Растения почти закрыли Турлендану. Свесившиеся на колени руки его дрожали. Вдруг он почувствовал какое-то движение под ногами: лягушка! Он вскрикнул, вскочил и пошатываясь побежал сквозь ивовые кусты, которые хлестали его по ногам. Благодаря расстроенному воображению вид лягушки испугал его, как что-то сверхъестественное.
Споткнувшись о неровность почвы, он упал ничком, лицом в траву. С большим трудом поднялся и стал смотреть на стоящие вокруг деревья.
Серебристые силуэты тополей неподвижно и молча высились в воздушном пространстве, казалось, они подымались до самой луны, эту иллюзию создавало необычайное удлинение их вершин. Берега реки, теряясь вдали, казались бесконечными, почти нематериальными, как образы стран во сне. На правом берегу изгибы реки блистали ослепительной белизной, на поверхности которой, как лазоревые паруса, скользили тени, отбрасываемые плывущими облачками. Вдали горизонт замыкался лесом. Запах леса смешивался с запахом моря.
И в начале тропинки, протоптанной в гуще ив, показался Бинки-Банке в сопровождении какого-то чиновника.
— Куда несет тебя в такой час? Оплакивать верблюда? — спросил, подойдя к нему, Бинки-Банке.
Турлендана не ответил. Его руки свешивались по швам, колени были слегка согнуты, лицо выражало такую тоску и лепетал он так жалобно, что Бинки-Банке и чиновник расхохотались.
— Идем, идем, — проговорил Бинки-Банке, беря пьяного за плечи и толкнув его вперед.
Турлендана шел впереди, Бинки-Банке и чиновник следовали за ним, смеясь и тихо разговаривая.
Зелень кончалась, пошли пески. Слышен был плеск прибоя возле устья Пескары.

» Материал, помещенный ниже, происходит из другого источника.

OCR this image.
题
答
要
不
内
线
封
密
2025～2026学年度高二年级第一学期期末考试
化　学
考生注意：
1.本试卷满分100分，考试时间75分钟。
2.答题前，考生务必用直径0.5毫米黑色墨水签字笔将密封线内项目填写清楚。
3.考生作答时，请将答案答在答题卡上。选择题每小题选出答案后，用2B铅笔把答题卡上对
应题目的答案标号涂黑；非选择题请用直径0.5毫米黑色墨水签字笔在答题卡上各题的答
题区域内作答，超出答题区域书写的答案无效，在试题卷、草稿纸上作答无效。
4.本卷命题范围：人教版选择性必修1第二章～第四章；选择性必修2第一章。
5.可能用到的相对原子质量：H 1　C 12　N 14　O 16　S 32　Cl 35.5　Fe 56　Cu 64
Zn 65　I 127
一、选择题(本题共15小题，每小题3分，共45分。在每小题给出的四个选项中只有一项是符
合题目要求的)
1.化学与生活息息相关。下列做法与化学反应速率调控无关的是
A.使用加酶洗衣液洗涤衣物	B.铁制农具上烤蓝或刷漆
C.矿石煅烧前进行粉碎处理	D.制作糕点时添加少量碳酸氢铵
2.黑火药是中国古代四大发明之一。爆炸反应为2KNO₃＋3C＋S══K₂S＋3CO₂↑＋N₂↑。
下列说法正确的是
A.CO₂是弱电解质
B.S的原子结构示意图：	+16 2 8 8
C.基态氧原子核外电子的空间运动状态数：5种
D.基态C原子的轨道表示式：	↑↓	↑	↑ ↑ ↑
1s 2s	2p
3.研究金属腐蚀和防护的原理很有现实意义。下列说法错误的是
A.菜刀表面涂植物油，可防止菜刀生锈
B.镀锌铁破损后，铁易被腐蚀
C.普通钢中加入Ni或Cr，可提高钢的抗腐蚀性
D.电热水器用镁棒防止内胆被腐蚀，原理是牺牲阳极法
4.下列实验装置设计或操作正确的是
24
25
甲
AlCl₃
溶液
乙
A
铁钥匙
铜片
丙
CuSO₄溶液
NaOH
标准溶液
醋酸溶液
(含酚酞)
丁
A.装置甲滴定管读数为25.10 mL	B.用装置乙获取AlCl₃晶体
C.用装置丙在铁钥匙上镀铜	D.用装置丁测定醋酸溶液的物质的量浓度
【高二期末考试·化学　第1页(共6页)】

Где-то в песчаной низине, между дюнами, Турлендана наткнулся на еще не погребенный труп Барбара. Огромное туловище, с которого была содрана шкура, было все в крови, жирные наросты спины тоже были ободраны и казались желтоватого цвета, на ногах и бедрах еще оставалась шкура со всеми волосами и мозолистыми кругами, изо рта торчали два огромных зуба, угловатых, искривленных под верхней челюстью, и виден был беловатый язык, нижняя губа была почему-то отрезана, шея походила на змеиное туловище.
Турлендана при виде этого истерзанного трупа начал кричать и трясти головою. Какие-то нечеловеческие звуки вылетали из его рта.
— Ао! Ао! Ао!
Желая наклониться над верблюдом, он потерял равновесие, упал и начал тщетно барахтаться, пытаясь подняться, пока, побежденный винными парами, не потерял сознания.
Бинки-Банке и чиновник, увидя, что он упал, принялись за дело: взяли его один за голову, другой за руки, подняли, разложили вдоль тела Барбара в позе любовного объятия и разразились громким хохотом.
Так до самой зари пролежал Турлендана, прижавшись к верблюду.